The increases will begin on Jan. 1 and will rise substantially for all filing fees pertaining to the records responsibilities of the clerk's office. No changes will be made to automotive fees, said Daviess County Deputy Clerk Richard House.

“From a budget standpoint, most of our budget is spent on employees, not systems, but the number of people that we have running the place. Out of that, I would say that 70% is funded by the automobile department with 30% coming from the recording side. This increase will balance that out so we aren't dependent on one side. Daviess County still produces books. A lot of changes on our end will be putting records online. We are still looking at the best possible transition for that."

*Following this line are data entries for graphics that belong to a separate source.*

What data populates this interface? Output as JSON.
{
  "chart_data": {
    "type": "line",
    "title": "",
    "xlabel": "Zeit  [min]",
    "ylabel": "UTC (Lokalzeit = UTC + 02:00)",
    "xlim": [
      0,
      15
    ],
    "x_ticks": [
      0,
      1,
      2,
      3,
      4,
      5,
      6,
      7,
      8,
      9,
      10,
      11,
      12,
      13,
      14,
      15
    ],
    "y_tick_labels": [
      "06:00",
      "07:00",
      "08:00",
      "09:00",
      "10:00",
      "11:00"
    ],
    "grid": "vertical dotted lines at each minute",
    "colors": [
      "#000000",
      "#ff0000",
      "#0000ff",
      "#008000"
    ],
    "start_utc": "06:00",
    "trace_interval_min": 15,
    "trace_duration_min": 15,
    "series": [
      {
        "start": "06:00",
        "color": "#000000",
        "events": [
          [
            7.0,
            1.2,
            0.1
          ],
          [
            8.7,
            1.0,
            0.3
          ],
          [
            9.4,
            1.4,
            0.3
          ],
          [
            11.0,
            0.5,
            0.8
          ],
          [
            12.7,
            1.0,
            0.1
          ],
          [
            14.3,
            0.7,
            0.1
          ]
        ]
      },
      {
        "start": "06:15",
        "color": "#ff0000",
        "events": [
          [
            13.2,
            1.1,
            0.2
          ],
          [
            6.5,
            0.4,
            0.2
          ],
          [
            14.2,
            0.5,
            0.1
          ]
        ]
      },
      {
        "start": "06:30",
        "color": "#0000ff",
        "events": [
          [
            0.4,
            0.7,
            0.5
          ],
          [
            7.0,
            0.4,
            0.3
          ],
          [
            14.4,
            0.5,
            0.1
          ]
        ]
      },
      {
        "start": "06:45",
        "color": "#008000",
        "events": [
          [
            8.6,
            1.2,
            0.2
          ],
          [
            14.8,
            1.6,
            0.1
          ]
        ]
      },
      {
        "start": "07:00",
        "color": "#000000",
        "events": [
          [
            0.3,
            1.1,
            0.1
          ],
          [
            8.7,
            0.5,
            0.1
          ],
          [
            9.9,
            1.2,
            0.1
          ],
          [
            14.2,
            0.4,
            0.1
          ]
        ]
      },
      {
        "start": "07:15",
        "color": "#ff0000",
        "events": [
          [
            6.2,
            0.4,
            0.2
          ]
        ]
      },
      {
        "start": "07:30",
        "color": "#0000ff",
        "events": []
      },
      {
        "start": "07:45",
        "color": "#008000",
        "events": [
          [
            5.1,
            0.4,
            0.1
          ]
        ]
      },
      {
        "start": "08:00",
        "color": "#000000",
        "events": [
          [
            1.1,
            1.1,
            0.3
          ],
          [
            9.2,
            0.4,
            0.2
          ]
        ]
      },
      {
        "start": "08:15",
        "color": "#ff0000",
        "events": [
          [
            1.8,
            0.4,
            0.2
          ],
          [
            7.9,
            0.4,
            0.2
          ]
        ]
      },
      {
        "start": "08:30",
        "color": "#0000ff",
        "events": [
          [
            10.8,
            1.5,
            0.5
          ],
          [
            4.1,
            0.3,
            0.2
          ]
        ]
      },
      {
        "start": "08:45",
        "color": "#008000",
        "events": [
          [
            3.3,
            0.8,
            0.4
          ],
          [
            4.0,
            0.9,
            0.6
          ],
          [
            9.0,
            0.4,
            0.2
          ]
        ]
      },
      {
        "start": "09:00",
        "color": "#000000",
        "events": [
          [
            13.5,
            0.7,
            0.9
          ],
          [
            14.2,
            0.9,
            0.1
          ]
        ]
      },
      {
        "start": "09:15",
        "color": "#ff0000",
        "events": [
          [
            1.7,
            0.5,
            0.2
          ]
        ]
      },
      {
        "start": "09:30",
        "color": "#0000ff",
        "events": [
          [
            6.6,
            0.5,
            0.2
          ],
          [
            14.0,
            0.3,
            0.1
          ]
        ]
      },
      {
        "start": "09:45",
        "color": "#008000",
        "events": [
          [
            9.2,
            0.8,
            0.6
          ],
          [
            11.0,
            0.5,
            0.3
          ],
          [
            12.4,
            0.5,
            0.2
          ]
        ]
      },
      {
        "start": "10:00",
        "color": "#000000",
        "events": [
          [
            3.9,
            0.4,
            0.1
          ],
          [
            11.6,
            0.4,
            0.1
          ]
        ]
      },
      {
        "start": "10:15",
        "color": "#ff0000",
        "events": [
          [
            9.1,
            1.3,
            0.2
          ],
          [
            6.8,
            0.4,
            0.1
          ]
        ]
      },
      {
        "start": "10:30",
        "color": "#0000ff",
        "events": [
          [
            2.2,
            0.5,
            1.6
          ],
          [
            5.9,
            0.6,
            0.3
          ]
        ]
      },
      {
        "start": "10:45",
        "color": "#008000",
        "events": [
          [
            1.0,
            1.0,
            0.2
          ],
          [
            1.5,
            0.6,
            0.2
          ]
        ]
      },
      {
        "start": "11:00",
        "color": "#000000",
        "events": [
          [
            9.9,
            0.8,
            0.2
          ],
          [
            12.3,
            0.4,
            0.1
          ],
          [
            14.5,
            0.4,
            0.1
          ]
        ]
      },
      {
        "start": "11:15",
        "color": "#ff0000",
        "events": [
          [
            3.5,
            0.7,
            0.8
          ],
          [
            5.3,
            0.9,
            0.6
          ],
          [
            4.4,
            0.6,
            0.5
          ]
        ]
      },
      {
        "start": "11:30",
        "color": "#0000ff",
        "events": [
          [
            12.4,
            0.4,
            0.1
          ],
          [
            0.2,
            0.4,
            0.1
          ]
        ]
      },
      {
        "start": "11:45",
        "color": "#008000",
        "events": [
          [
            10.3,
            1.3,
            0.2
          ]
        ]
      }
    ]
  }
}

More than 60 filing fees will be increasing, with the most common being deeds, mortgages, marriage licenses, power of attorney and wills. Deeds will increase to $50 with an extra $3 built-in per page after five pages compared to its traditional fee of $17. Mortgages will be increasing from $17 to $80, marriage licenses from $35.50 to $50, power of attorney from $17 to $50, and wills from $8 to $47.

"There are a lot of things that are changing," House said. "The changes in fees were necessary, especially given that we will be adopting e-recording as well as e-notarizing practices. These services are expensive in terms of the actual service, software and equipment. None of these services are free, even for us. Prior to this raise, the department didn't pay for itself. Now it will be able to.

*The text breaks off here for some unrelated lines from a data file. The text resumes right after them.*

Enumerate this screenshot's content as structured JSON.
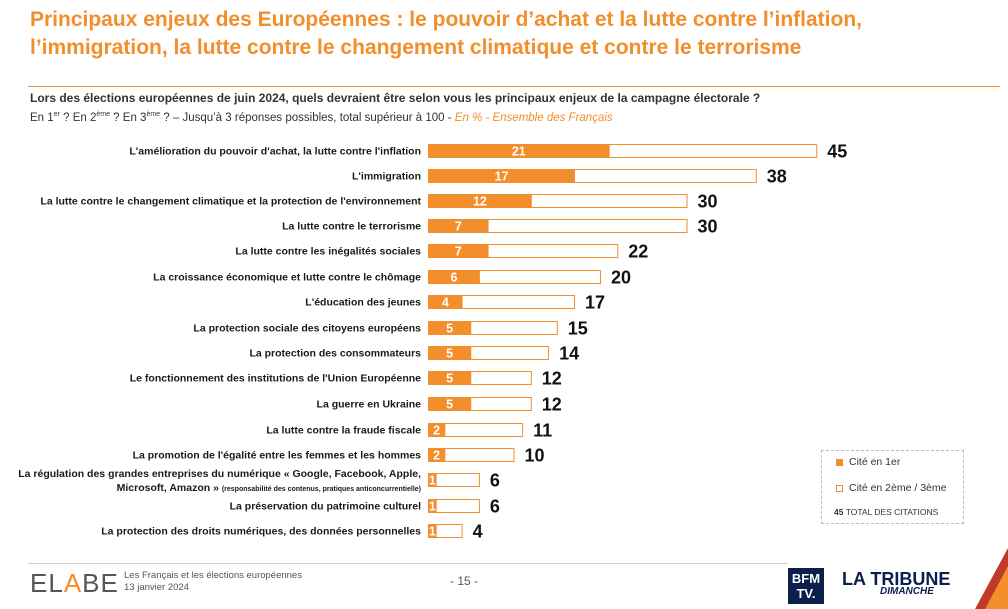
{
  "header": {
    "title": "Principaux enjeux des Européennes : le pouvoir d’achat et la lutte contre l’inflation, l’immigration, la lutte contre le changement climatique et contre le terrorisme",
    "question": "Lors des élections européennes de juin 2024, quels devraient être selon vous les principaux enjeux de la campagne électorale ?",
    "subtitle_prefix_1": "En 1",
    "sup_1": "er",
    "subtitle_prefix_2": " ? En 2",
    "sup_2": "ème",
    "subtitle_prefix_3": " ? En 3",
    "sup_3": "ème",
    "subtitle_rest": " ? – Jusqu’à 3 réponses possibles, total supérieur à 100 - ",
    "subtitle_highlight": "En % - Ensemble des Français"
  },
  "colors": {
    "accent": "#f28e2b",
    "bar_first": "#f28e2b",
    "bar_total_border": "#f28e2b",
    "brand_navy": "#0b1f4d"
  },
  "chart_data": {
    "type": "bar",
    "orientation": "horizontal",
    "stacked": true,
    "categories": [
      "L'amélioration du pouvoir d'achat, la lutte contre l'inflation",
      "L'immigration",
      "La lutte contre le changement climatique et la protection de l'environnement",
      "La lutte contre le terrorisme",
      "La lutte contre les inégalités sociales",
      "La croissance économique et lutte contre le chômage",
      "L'éducation des jeunes",
      "La protection sociale des citoyens européens",
      "La protection des consommateurs",
      "Le fonctionnement des institutions de l'Union Européenne",
      "La guerre en Ukraine",
      "La lutte contre la fraude fiscale",
      "La promotion de l'égalité entre les femmes et les hommes",
      "La régulation des grandes entreprises du numérique « Google, Facebook, Apple, Microsoft, Amazon »",
      "La préservation du patrimoine culturel",
      "La protection des droits numériques, des données personnelles"
    ],
    "category_notes": {
      "13": "(responsabilité des contenus, pratiques anticoncurrentielle)"
    },
    "series": [
      {
        "name": "Cité en 1er",
        "values": [
          21,
          17,
          12,
          7,
          7,
          6,
          4,
          5,
          5,
          5,
          5,
          2,
          2,
          1,
          1,
          1
        ]
      },
      {
        "name": "Cité en 2ème / 3ème",
        "values": [
          24,
          21,
          18,
          23,
          15,
          14,
          13,
          10,
          9,
          7,
          7,
          9,
          8,
          5,
          5,
          3
        ]
      }
    ],
    "totals": [
      45,
      38,
      30,
      30,
      22,
      20,
      17,
      15,
      14,
      12,
      12,
      11,
      10,
      6,
      6,
      4
    ],
    "xlim": [
      0,
      45
    ],
    "grid": false,
    "legend": {
      "first": "Cité en 1er",
      "total": "Cité en 2ème / 3ème",
      "total_num": "45",
      "total_label": "TOTAL DES CITATIONS",
      "placement": "bottom-right"
    }
  },
  "footer": {
    "logo_part1": "EL",
    "logo_accent": "A",
    "logo_part2": "BE",
    "study": "Les Français et les élections européennes",
    "date": "13 janvier 2024",
    "page": "- 15 -",
    "bfm_line1": "BFM",
    "bfm_line2": "TV.",
    "tribune": "LA TRIBUNE",
    "tribune_sub": "DIMANCHE"
  }
}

"One thing that is built in is a permanent records fee for $10 per document for the preservation of the document that will pay for the digital imaging. It does cost money to produce and record these documents. There is a lot to it. It has been offset so many times by automobile fees. We have six people that are dedicated to the recording side. That is the magic number for that service."

In 2019, members of the Kentucky Bankers Association, Bar Association and county clerks joined together to look at the future of the rates and the records process in the state, ultimately recommending the fee increases and the move into digitizing records. Their recommendations became the basis for Senate Bill 114, sponsored by Kentucky Minority Floor Leader Sen. Morgan McGarvey, a Louisville Democrat. The bill made its way through the 2019 legislative session and was formally signed by Gov. Matt Bevin on March 25.

The need for fee increases was based, in large part, off what surrounding states are charging for records filings, the fact that Kentucky has not seen an increase in filing fees since 2007, and to offset the costs associated with clerks' offices adopting digital filing practices. Through the changes, clerks statewide will lose out on some revenue, especially what they make from attorneys and mortgage companies making copies, but that should be recouped by the increase, House said.

"When you only make a few dollars per document and that money runs everything, it adds up fast," he said. "Right now it is 50 cents a page for copying here in Daviess County, but those fees will disappear when it goes online on Jan. 1. Our big part with that will be with lawyers and mortgage offices that pay. Now they will pay a subscription fee through our vendor to obtain documents. We still have to have people here to have those records online and make sure they are properly recorded and in order. We have it down to the most efficient number that we can. We are in the 21st century, so that is the nature of the beast in terms of customer service and operations."